Consider using allergen-proof mattress covers on your existing mattresses (and latex or memory foam pillows), then placing hypoallergenic batting inside the cover that will help draw away more dander from the surface of the bed.
An alternative would be to replace your current bedding with dust mite-resistant fabric like cotton or bamboo, which helps reduce some types of allergies caused by saliva and skin cells.
- Clean your air conditioning units regularly
If you have an air conditioning unit in your home, clean the filters regularly so they do not become clogged with allergens and allow them to circulate through your house.
If possible, consider replacing an existing AC unit with one that is high-efficiency (and may save on energy bills over time).
- Avoid carpeting if possible
Carpets are notorious for collecting dander and hair, which can cause allergy problems for some people.
You might be able to get by with low-pile or no carpeting in some areas of your home where you spend more time (like bedrooms) but keep some area rugs around for decoration purposes.
- Keep stuffed toys to a minimum
Although children may love to have stuffed toys around, many of these items are filled with dander-producing materials that can cause major problems for allergy sufferers.
Wash stuffed toys regularly to keep them free of allergens or dust mites, then store them in tight plastic containers when not in use (like the ones they came in).
- Wash walls and ceilings regularly
If your home has bare walls or ceilings that collect dirt easily, consider washing them frequently as well as getting rid of unnecessary artwork and wall hangings.
This will help reduce the number of places where dander can collect over time.
- Keep pets out of bedrooms and main living areas
Do not allow cats or dogs into rooms where you spend the most time.

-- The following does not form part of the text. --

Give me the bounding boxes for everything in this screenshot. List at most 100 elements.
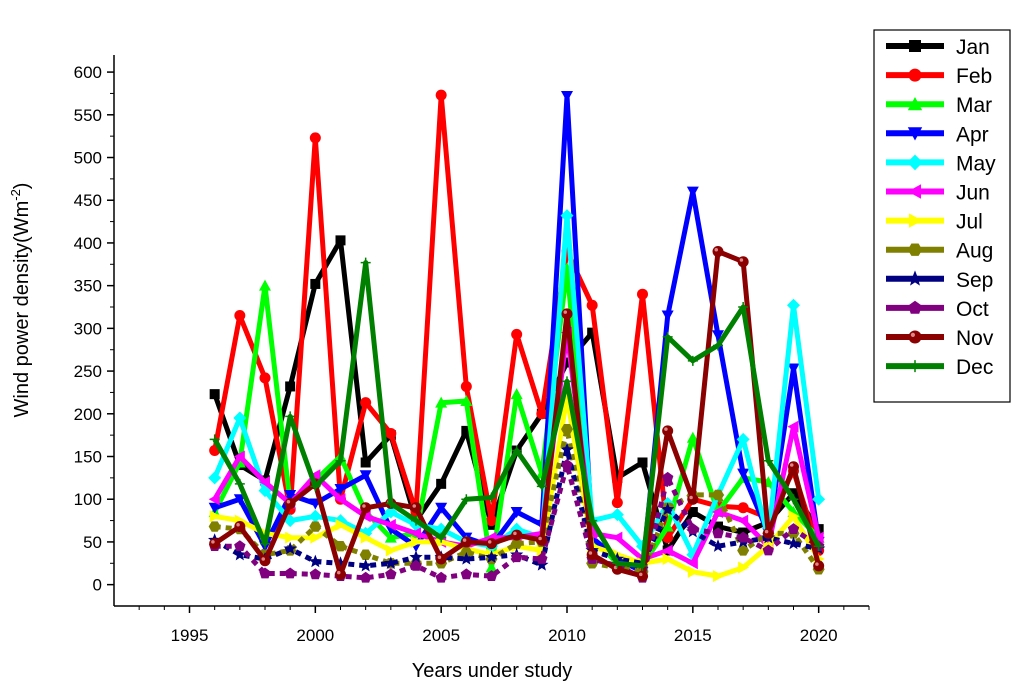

Some people may be able to tolerate small animals in other areas of their homes, but ideally, they should not be allowed to sleep on the furniture or sit on counters where they eat.
- Clean sofas and chairs frequently
Sofas and recliners gather an incredible amount of animal hair over time, which can irritate allergy sufferers greatly.

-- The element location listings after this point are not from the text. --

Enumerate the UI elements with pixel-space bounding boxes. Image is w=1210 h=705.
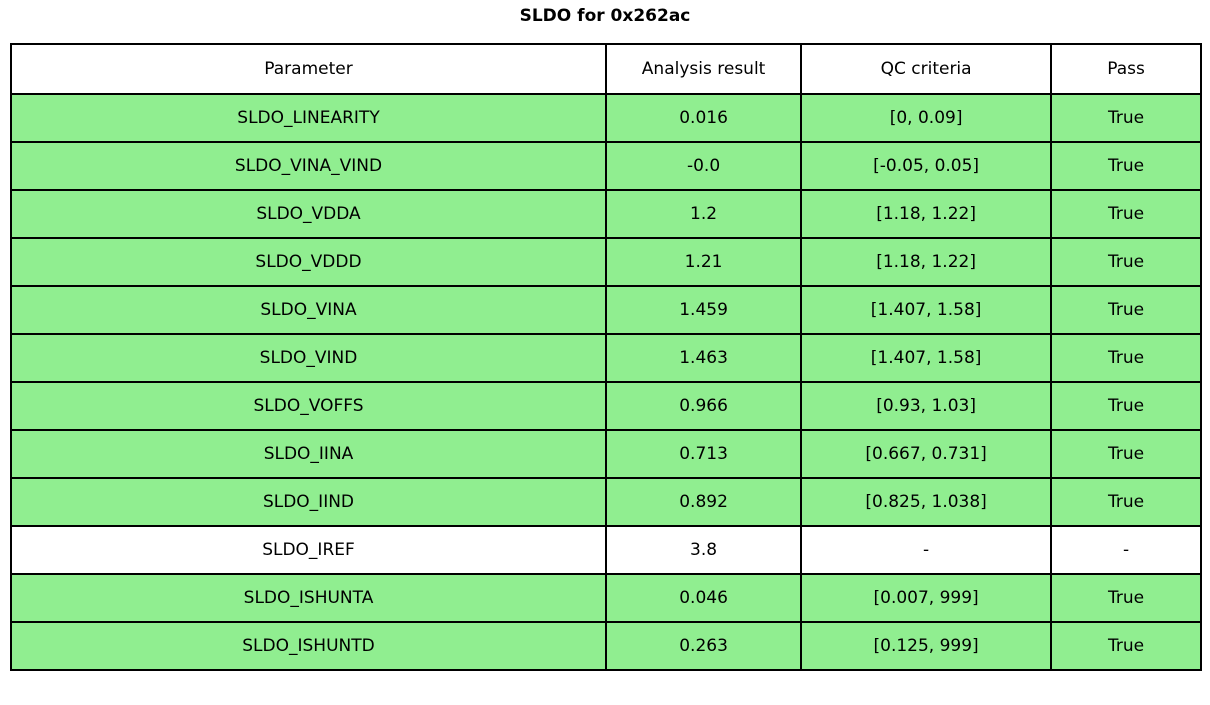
column-header-parameter: Parameter (10, 43, 607, 95)
cell-pass: True (1050, 621, 1202, 671)
cell-analysis-result: 1.21 (604, 237, 803, 287)
column-header-analysis-result: Analysis result (604, 43, 803, 95)
cell-pass: True (1050, 477, 1202, 527)
table-row: SLDO_VOFFS 0.966 [0.93, 1.03] True (10, 381, 1202, 431)
cell-analysis-result: 0.713 (604, 429, 803, 479)
cell-pass: True (1050, 141, 1202, 191)
cell-analysis-result: 3.8 (604, 525, 803, 575)
qc-results-table: Parameter Analysis result QC criteria Pa… (10, 43, 1202, 671)
cell-qc-criteria: [1.407, 1.58] (800, 333, 1053, 383)
table-row: SLDO_VDDA 1.2 [1.18, 1.22] True (10, 189, 1202, 239)
cell-pass: True (1050, 93, 1202, 143)
cell-analysis-result: 0.892 (604, 477, 803, 527)
cell-qc-criteria: [0.667, 0.731] (800, 429, 1053, 479)
cell-qc-criteria: [1.18, 1.22] (800, 189, 1053, 239)
cell-parameter: SLDO_IIND (10, 477, 607, 527)
cell-parameter: SLDO_VDDD (10, 237, 607, 287)
column-header-qc-criteria: QC criteria (800, 43, 1053, 95)
table-row: SLDO_ISHUNTD 0.263 [0.125, 999] True (10, 621, 1202, 671)
cell-qc-criteria: [0.007, 999] (800, 573, 1053, 623)
table-row: SLDO_VIND 1.463 [1.407, 1.58] True (10, 333, 1202, 383)
cell-parameter: SLDO_ISHUNTA (10, 573, 607, 623)
header-row: Parameter Analysis result QC criteria Pa… (10, 43, 1202, 95)
cell-parameter: SLDO_VOFFS (10, 381, 607, 431)
cell-qc-criteria: [0.825, 1.038] (800, 477, 1053, 527)
cell-qc-criteria: [0.93, 1.03] (800, 381, 1053, 431)
cell-parameter: SLDO_VINA_VIND (10, 141, 607, 191)
table-row: SLDO_LINEARITY 0.016 [0, 0.09] True (10, 93, 1202, 143)
cell-parameter: SLDO_VDDA (10, 189, 607, 239)
cell-analysis-result: 0.966 (604, 381, 803, 431)
cell-parameter: SLDO_IREF (10, 525, 607, 575)
table-row: SLDO_VINA_VIND -0.0 [-0.05, 0.05] True (10, 141, 1202, 191)
cell-pass: True (1050, 429, 1202, 479)
cell-analysis-result: 0.016 (604, 93, 803, 143)
cell-parameter: SLDO_VIND (10, 333, 607, 383)
cell-qc-criteria: [-0.05, 0.05] (800, 141, 1053, 191)
page-title: SLDO for 0x262ac (519, 6, 691, 26)
cell-pass: True (1050, 285, 1202, 335)
cell-pass: True (1050, 381, 1202, 431)
cell-pass: True (1050, 573, 1202, 623)
cell-analysis-result: -0.0 (604, 141, 803, 191)
table-row: SLDO_IREF 3.8 - - (10, 525, 1202, 575)
cell-analysis-result: 1.2 (604, 189, 803, 239)
cell-qc-criteria: [1.18, 1.22] (800, 237, 1053, 287)
table-row: SLDO_IINA 0.713 [0.667, 0.731] True (10, 429, 1202, 479)
cell-qc-criteria: [0, 0.09] (800, 93, 1053, 143)
cell-analysis-result: 0.263 (604, 621, 803, 671)
table-row: SLDO_VDDD 1.21 [1.18, 1.22] True (10, 237, 1202, 287)
cell-analysis-result: 1.459 (604, 285, 803, 335)
cell-pass: - (1050, 525, 1202, 575)
cell-qc-criteria: [1.407, 1.58] (800, 285, 1053, 335)
cell-qc-criteria: - (800, 525, 1053, 575)
cell-pass: True (1050, 333, 1202, 383)
column-header-pass: Pass (1050, 43, 1202, 95)
cell-parameter: SLDO_LINEARITY (10, 93, 607, 143)
cell-analysis-result: 0.046 (604, 573, 803, 623)
cell-parameter: SLDO_IINA (10, 429, 607, 479)
cell-pass: True (1050, 237, 1202, 287)
table-row: SLDO_ISHUNTA 0.046 [0.007, 999] True (10, 573, 1202, 623)
cell-qc-criteria: [0.125, 999] (800, 621, 1053, 671)
cell-pass: True (1050, 189, 1202, 239)
cell-parameter: SLDO_ISHUNTD (10, 621, 607, 671)
table-row: SLDO_VINA 1.459 [1.407, 1.58] True (10, 285, 1202, 335)
table-row: SLDO_IIND 0.892 [0.825, 1.038] True (10, 477, 1202, 527)
cell-parameter: SLDO_VINA (10, 285, 607, 335)
cell-analysis-result: 1.463 (604, 333, 803, 383)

Consider removing slipcovers that are hard to clean (or washing them often if this is possible), then use a lint-roller when sitting down after allowing your cats onto the furniture.
- Use air purifiers with HEPA filters
These devices are designed specifically for filtering out dander and dust mite allergens from the air around you, making it far less likely that you will breathe them in.
If you have severe allergies, consider investing in air purifiers for your bedrooms as well as smaller units for your main living areas.
Calico cats are not hypoallergenic. As long as a cat sheds fur and produces dander it can pose an issue for allergy sufferers.
Some calico cats are less allergenic than others, but this varies widely by breed and hair type (as calicos are not a single cat breed).